Jassby’s 2018 article might be worth studying:

https://thebulletin.org/2018/02/iter-is-a-showcase-for-the-drawbacks-of-fusion-energy/

In any research, the yea-sayers who are overly optimistic might have a strong tendency to drive out the nay-sayers — because cash and career advancement are at stake.

And for those who do not speak french, let us not forget that “gaga” in popular langage means “senile” (more or less, maybe Peter would have a more accurate translation), and may also be for “to have a crush on someone”

The big problem with these DT fusion schemes is that the volumetric power density is just terrible. An existing PWR fission reactor’s primary pressure vessel might have a power density of 20 MW/m^3; the volumetric gross fusion power density of ITER is 0.05 MW/m^3. It’s very difficult to see how DT fusion can ever be cheaper than fission, given that the reactor itself will be at least an order of magnitude larger (and much more complex).

Note that this problem has nothing to do with plasma physics, but rather is due to limits on heat and radiation transfer at the wall of the reactor vessel and the square-cube law. Totally solve plasma confinement and the problem is still there, at least for reactors burning DT.

This issue has been known for approaching 40 years, if not longer.
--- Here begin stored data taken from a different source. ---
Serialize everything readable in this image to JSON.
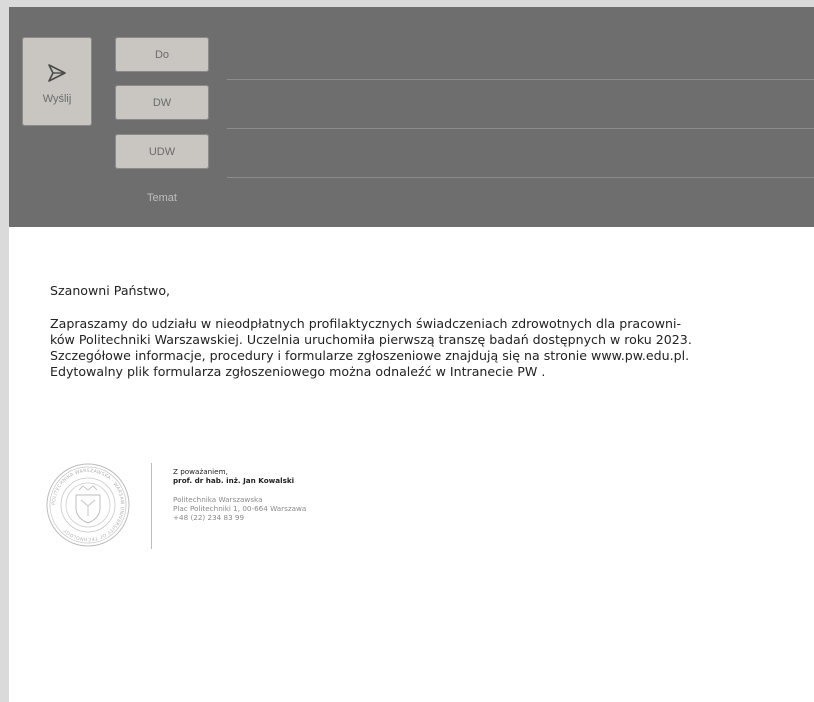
{
  "compose": {
    "send_label": "Wyślij",
    "to_label": "Do",
    "cc_label": "DW",
    "bcc_label": "UDW",
    "subject_label": "Temat"
  },
  "message": {
    "greeting": "Szanowni Państwo,",
    "paragraph_lines": [
      "Zapraszamy do udziału w nieodpłatnych profilaktycznych świadczeniach zdrowotnych dla pracowni-",
      "ków Politechniki Warszawskiej. Uczelnia uruchomiła pierwszą transzę badań dostępnych w roku 2023.",
      "Szczegółowe informacje, procedury i formularze zgłoszeniowe znajdują się na stronie www.pw.edu.pl.",
      "Edytowalny plik formularza zgłoszeniowego można odnaleźć w Intranecie PW ."
    ]
  },
  "signature": {
    "closing": "Z poważaniem,",
    "name": "prof. dr hab. inż. Jan Kowalski",
    "org": "Politechnika Warszawska",
    "address": "Plac Politechniki 1, 00-664 Warszawa",
    "phone": "+48 (22) 234 83 99",
    "seal_text": "POLITECHNIKA WARSZAWSKA · WARSAW UNIVERSITY OF TECHNOLOGY"
  },
  "colors": {
    "header_bg": "#6e6e6e",
    "button_bg": "#c9c6c2",
    "page_bg": "#ffffff"
  },
  "icons": {
    "send": "paper-plane-icon",
    "seal": "university-seal-icon"
  }
}
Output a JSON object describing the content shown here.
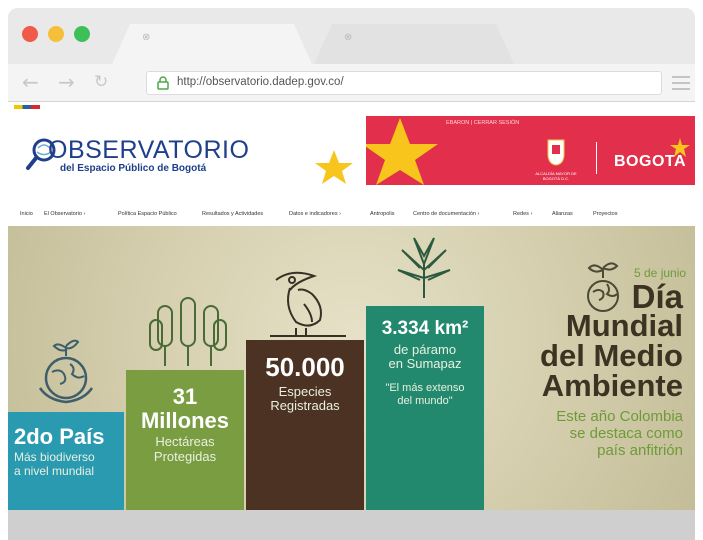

I find it incredible the press is still spouting glowing nonsense about DT fusion.

http://orcutt.net/weblog/wp-content/uploads/2015/08/The-Trouble-With-Fusion_MIT_Tech_Review_1983.pdf

I think Jassby’s criticism of SPARC is a bit off: he points out that higher field strength will produce higher mechanical stresses, but doesn’t make any argument that this is insurmountable. He also says that SPARC should focus on improving Q, not cost-effectiveness. But a big reason that progress has slowed is that the machines have become so expensive, so these are connected. Additionally, increasing field strength directly increases Q, for a fixed-size machine.

If you wanted to add another update about the Chapman conference, the videos are now available.

I have math55a and math55b course notes on my computer. They can be found on the internet, easily. The full course notes are about 100 pages~ for each part and they cover everything that I covered in about 4 years at my university, but in very brief detail. The algebra course even covers topics like category theory and differential geometry. A lot of Galois theory is covered too.

I think I’d do very very poorly in math55 just because you are given not much time at all to digest these concepts. Rather than spending several weeks on rings, they are covered in one lecture and then you move on to something more advanced. I guess Peter Woit is to me like Ed Witten is to Peter Woit.

I also have all of parts I, II,III course notes of the Cambridge math degree, which can also easily be found on the internet. They were latex’d by a student who did it in four years. The full course notes there are about 4000 pages~ as compared to the 200 pages in math55. They do go a little more advanced and lots of extra topics like model theory, combinatorics are covered as well.